Priced out: How cities are scrambling to re-envision empty office spaces as future homes
As rising real estate prices have been reshaping homeownership across the country, the commercial landscape has also been going through a drastic shift, particularly in New York City.
Once packed with glass high rises filled with floors of cubicles for big-name financial institutions, tech start-ups, and other Fortune 500 companies, the city's Financial District is now re-envisioning itself as more welcoming to residences, as hybrid work and a shift in commercial real estate preferences have left many properties empty.
This scene is becoming a common one in other metropolitan areas such as San Fransico, Washington D.C., and Chicago not only for the changing work landscape but also because of recent commercial real estate trends that are forcing commercial landlords to reconsider their land holdings.
This has resulted in a solution that some experts say will be more common throughout the country: converting those office spaces into residential apartments.
For some cities, this is not a new phenomenon.
In the wake of 9-11, New York began rezoning more properties in the Financial District, which realtors rebranded as "FiDi" to attract new residents. But experts say there has been a bigger push since the pandemic ended.
John Cetra, a well-known New York architect, is currently working on a plan to convert 55 Broad St., which once housed Goldman Sachs, into nearly 600 market-rate apartments as part of a $172 million development deal that was approved in July.
Nearby, he's also converting an office building that once housed J. P. Morgan Chase into a 1,300-apartment building.
"What we're seeing now is this kind of acceleration of these buildings from the 50s, 60s, and 70s that are, that are being converted," Cetra told "Start Here" during a tour of the construction site.
Cetra said landowners are rushing to get people inside their properties because they are losing hundreds of millions of dollars a year from the lost rent that is typically used to pay for their mortgages.
Most developers obtain big loans to finance commercial properties and due to low interest rates, they would pay off their mortgage with another loan.
The recent rise in interest rates has forced commercial landowners to reconsider this strategy and the debt has been adding up and the rents to pay them down dwindling. Roughly $1.5 trillion in commercial real estate loans are coming due soon according to the finance analysis group Trepp.
Certa said there is a real chance that some big companies will default on their loans.
"They're looking at it and saying…it's not worth what we thought it was worth," he said of the companies. They might walk away from some of these properties and say, 'I can't pay the debt service. So Mr. Banker, take it back.'"
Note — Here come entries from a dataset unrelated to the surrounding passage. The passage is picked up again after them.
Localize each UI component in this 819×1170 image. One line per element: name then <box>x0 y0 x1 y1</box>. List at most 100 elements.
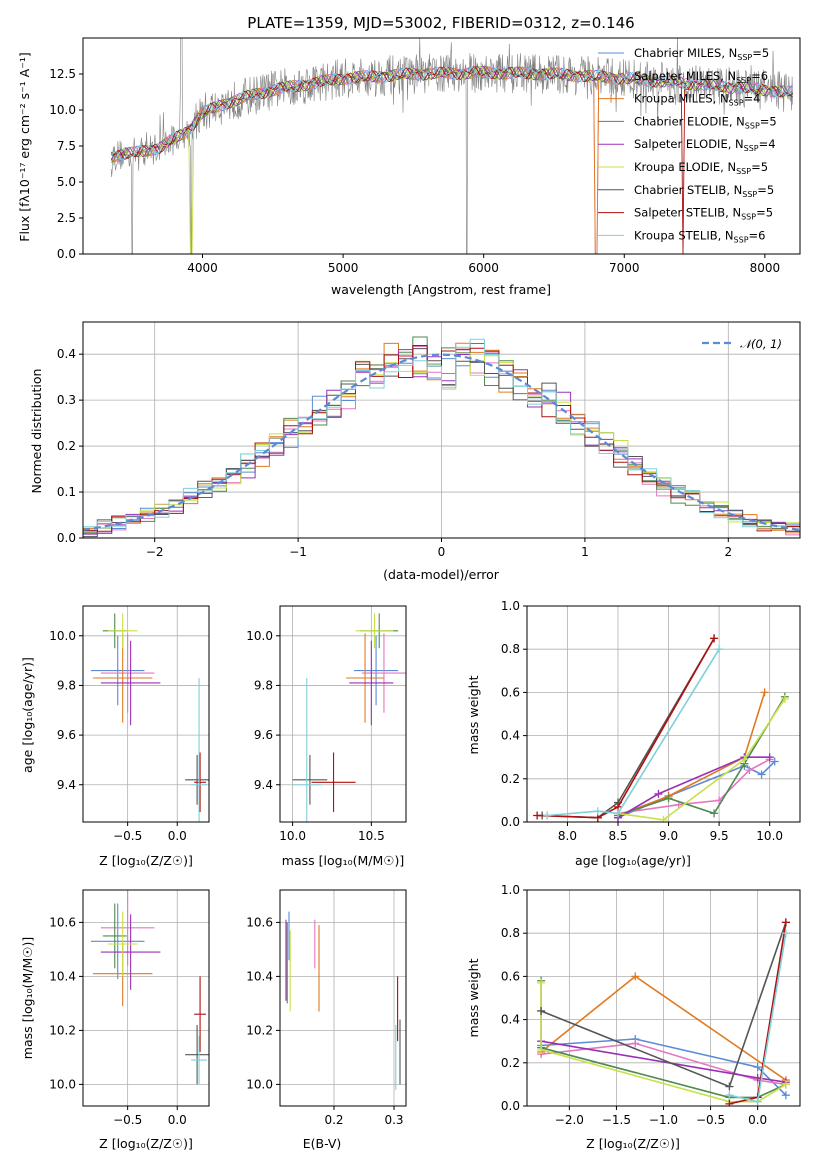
legend-entry: Salpeter MILES, NSSP=6 <box>634 69 768 85</box>
legend-tail: =5 <box>752 46 769 60</box>
x-tick-label: 10.0 <box>279 829 306 843</box>
weight-point <box>631 1039 640 1048</box>
weight-lines <box>533 634 789 822</box>
legend-tail: =5 <box>756 206 773 220</box>
y-tick-label: 0.4 <box>501 729 520 743</box>
hist-salpeter-stelib <box>83 345 800 538</box>
axes-frame <box>82 37 801 255</box>
weight-point <box>760 688 769 697</box>
weight-line-salpeter-elodie <box>617 756 770 819</box>
y-tick-label: 7.5 <box>57 139 76 153</box>
x-tick-label: 0.2 <box>324 1113 343 1127</box>
weight-point <box>781 929 790 938</box>
weight-point <box>725 1082 734 1091</box>
spectrum-ylabel: Flux [fλ10⁻¹⁷ erg cm⁻² s⁻¹ A⁻¹] <box>17 52 32 241</box>
weight-point <box>659 815 668 822</box>
age-z-ylabel: age [log₁₀(age/yr)] <box>20 657 35 773</box>
model-fit-chabrier-miles <box>110 66 793 162</box>
weight-point <box>537 1006 546 1015</box>
y-tick-label: 0.4 <box>501 1013 520 1027</box>
legend-sub: SSP <box>741 213 756 222</box>
y-tick-label: 0.2 <box>501 772 520 786</box>
legend-tail: =5 <box>757 183 774 197</box>
weight-line-kroupa-elodie <box>617 698 786 821</box>
x-tick-label: 8000 <box>750 261 781 275</box>
x-tick-label: 9.5 <box>710 829 729 843</box>
y-tick-label: 5.0 <box>57 175 76 189</box>
y-tick-label: 0.0 <box>501 815 520 829</box>
legend-entry: Salpeter STELIB, NSSP=5 <box>634 206 773 222</box>
x-tick-label: 8.0 <box>558 829 577 843</box>
weight-point <box>781 918 790 927</box>
x-tick-label: 4000 <box>187 261 218 275</box>
weight-line-chabrier-elodie <box>617 696 786 817</box>
legend-entry: Salpeter ELODIE, NSSP=4 <box>634 137 776 153</box>
y-tick-label: 0.4 <box>57 347 76 361</box>
errorbars <box>90 613 209 822</box>
y-tick-label: 9.4 <box>57 778 76 792</box>
x-tick-label: −2.0 <box>555 1113 584 1127</box>
weight-point <box>770 757 779 766</box>
weight-point <box>740 755 749 764</box>
weight-point <box>757 770 766 779</box>
weight-point <box>753 1097 762 1106</box>
legend-label: Salpeter MILES, N <box>634 69 736 83</box>
errorbars <box>285 911 401 1090</box>
y-tick-label: 0.8 <box>501 642 520 656</box>
axes-frame <box>279 889 407 1107</box>
legend-label: Kroupa MILES, N <box>634 92 729 106</box>
weight-line-chabrier-miles <box>541 1038 787 1096</box>
weight-point <box>781 1091 790 1100</box>
y-tick-label: 10.0 <box>49 629 76 643</box>
weight-point <box>753 1063 762 1072</box>
mass-z-xlabel: Z [log₁₀(Z/Z☉)] <box>99 1136 193 1151</box>
y-tick-label: 10.6 <box>49 915 76 929</box>
y-tick-label: 0.0 <box>501 1099 520 1113</box>
y-tick-label: 10.2 <box>49 1023 76 1037</box>
y-tick-label: 9.4 <box>254 778 273 792</box>
weight-point <box>664 794 673 803</box>
y-tick-label: 10.4 <box>246 969 273 983</box>
x-tick-label: −0.5 <box>113 829 142 843</box>
x-tick-label: −1.0 <box>649 1113 678 1127</box>
x-tick-label: 10.0 <box>756 829 783 843</box>
legend-entry: Chabrier ELODIE, NSSP=5 <box>634 114 777 130</box>
y-tick-label: 10.0 <box>246 629 273 643</box>
x-tick-label: 6000 <box>468 261 499 275</box>
weight-point <box>543 811 552 820</box>
x-tick-label: −0.5 <box>696 1113 725 1127</box>
legend-tail: =4 <box>744 92 761 106</box>
weight-point <box>654 789 663 798</box>
legend-entry: Kroupa STELIB, NSSP=6 <box>634 228 765 244</box>
spectrum-lines <box>110 38 794 254</box>
y-tick-label: 9.6 <box>57 728 76 742</box>
axes-frame <box>526 889 801 1107</box>
y-tick-label: 2.5 <box>57 211 76 225</box>
age-mass-xlabel: mass [log₁₀(M/M☉)] <box>282 853 404 868</box>
legend-entry: Kroupa ELODIE, NSSP=5 <box>634 160 768 176</box>
weight-point <box>537 1045 546 1054</box>
y-tick-label: 10.0 <box>49 103 76 117</box>
weight-point <box>710 809 719 818</box>
weight-point <box>715 645 724 654</box>
x-tick-label: −1.5 <box>602 1113 631 1127</box>
x-tick-label: −2 <box>146 545 164 559</box>
x-tick-label: −0.5 <box>113 1113 142 1127</box>
y-tick-label: 10.2 <box>246 1023 273 1037</box>
y-tick-label: 12.5 <box>49 67 76 81</box>
legend-label: Salpeter STELIB, N <box>634 206 741 220</box>
mw-z-ylabel: mass weight <box>466 958 481 1037</box>
axes-frame <box>526 605 801 823</box>
weight-point <box>725 1099 734 1106</box>
model-fit-kroupa-miles <box>110 66 625 254</box>
legend-label: Chabrier MILES, N <box>634 46 737 60</box>
y-tick-label: 9.8 <box>254 678 273 692</box>
residual-xlabel: (data-model)/error <box>383 567 500 582</box>
axes-frame <box>279 605 407 823</box>
x-tick-label: 0.0 <box>748 1113 767 1127</box>
x-tick-label: 2 <box>724 545 732 559</box>
x-tick-label: 0 <box>438 545 446 559</box>
x-tick-label: 1 <box>581 545 589 559</box>
mw-z-xlabel: Z [log₁₀(Z/Z☉)] <box>586 1136 680 1151</box>
y-tick-label: 0.6 <box>501 685 520 699</box>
Chuck Blozies, a San Francisco-based architect, told "Start Here" that his city, which has an office vacancy rate of nearly 40%, has seen a rise in commercial foreclosures.
That, in turn, can create what's known as a "doom loop": empty buildings lead to less tax revenue, which forces the city to cut back on public services. These cutbacks lead to the city being less attractive to businesses and workers, which leads to more vacancies.
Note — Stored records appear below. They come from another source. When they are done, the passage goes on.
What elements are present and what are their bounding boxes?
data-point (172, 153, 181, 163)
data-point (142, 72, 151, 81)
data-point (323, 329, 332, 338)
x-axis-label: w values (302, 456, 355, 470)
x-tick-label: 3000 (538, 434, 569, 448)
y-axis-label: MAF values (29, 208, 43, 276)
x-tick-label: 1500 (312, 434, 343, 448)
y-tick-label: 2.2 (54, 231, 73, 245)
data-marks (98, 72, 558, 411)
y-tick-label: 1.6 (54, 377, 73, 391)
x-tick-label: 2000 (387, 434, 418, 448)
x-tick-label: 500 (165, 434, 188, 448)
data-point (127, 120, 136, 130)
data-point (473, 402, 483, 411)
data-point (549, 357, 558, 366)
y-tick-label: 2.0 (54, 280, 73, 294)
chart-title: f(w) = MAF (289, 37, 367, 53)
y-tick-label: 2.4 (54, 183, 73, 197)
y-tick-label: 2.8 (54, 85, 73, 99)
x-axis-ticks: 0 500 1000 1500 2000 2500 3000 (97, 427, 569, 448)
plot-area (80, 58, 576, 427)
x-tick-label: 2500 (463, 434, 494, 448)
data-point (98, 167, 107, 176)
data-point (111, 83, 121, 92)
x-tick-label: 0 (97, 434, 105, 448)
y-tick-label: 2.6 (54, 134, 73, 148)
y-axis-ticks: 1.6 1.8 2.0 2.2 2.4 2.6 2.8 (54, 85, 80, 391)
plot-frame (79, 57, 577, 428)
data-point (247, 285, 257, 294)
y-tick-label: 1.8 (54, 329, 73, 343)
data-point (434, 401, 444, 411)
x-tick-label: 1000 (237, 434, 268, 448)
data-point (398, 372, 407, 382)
"Of course, when the pandemic hit us, it was easy for [tech workers] to work from home," he said.
"I think the consensus is that office use, the way it used to be, is just never going to come back," he added.
Blozies has been leading several commercial to residential conversions in San Fransico and noted that it takes a lot of work to make it a livable space that complies with safety codes.
For example, typically many office rooms are deep within the floor plate and don't require windows for lighting and air, which is mandatory for an apartment. Blozies also pointed out how plumbing for commercial properties also presents architects with a problem.
"Office buildings have, typically, bathrooms ganged in the middle of the building. Residences have bathrooms all over the place. So you essentially need to take the building apart to do plumbing upgrades," he said.
Certa said New York City office towers, with huge floor plans and vast "dark spaces," present obstacles that forced his team to rethink traditional apartment layouts.
"Because of the size of the floor plates, the apartments get kind of long and narrow, but every apartment will have windows, and then they'll have home offices as well, plenty of closet space [and] everything that you'll need in an apartment," Certa said.
Bloizes said he is thinking outside of the box for ways to reuse the dark space in some of his design ideas, including a space where future self-driving cars can enter and exit the building.
"You need an elevator to get them up there, kind of drive in one side, get cleaned up and repaired on a conveyor belt kind of idea, and then drive out again to pick up their next fare," he said.
Although experts say the return on investments for the converted buildings is higher compared to an empty office building, there still is a major cost issue that trickles down to renters.
Due to the expensive nature of the conversion work, many of the apartments are listed as luxury units.
At the same time, neighborhoods that have seen commercial to residential conversions have also adapted. New York's Financial District, for example, has seen a growth in restaurants, shops, event venues, and other businesses that are now catering to the new population.
Some of the neighborhood's residents, like Stephanie Tronis, told "Start Here" they plan on staying there for a long time.
"It's quiet on the weekends. I love that. It's busy enough during the week that it feels like it's a neighborhood, but then on the weekends, it's, it's pretty quiet, which I enjoy," she said.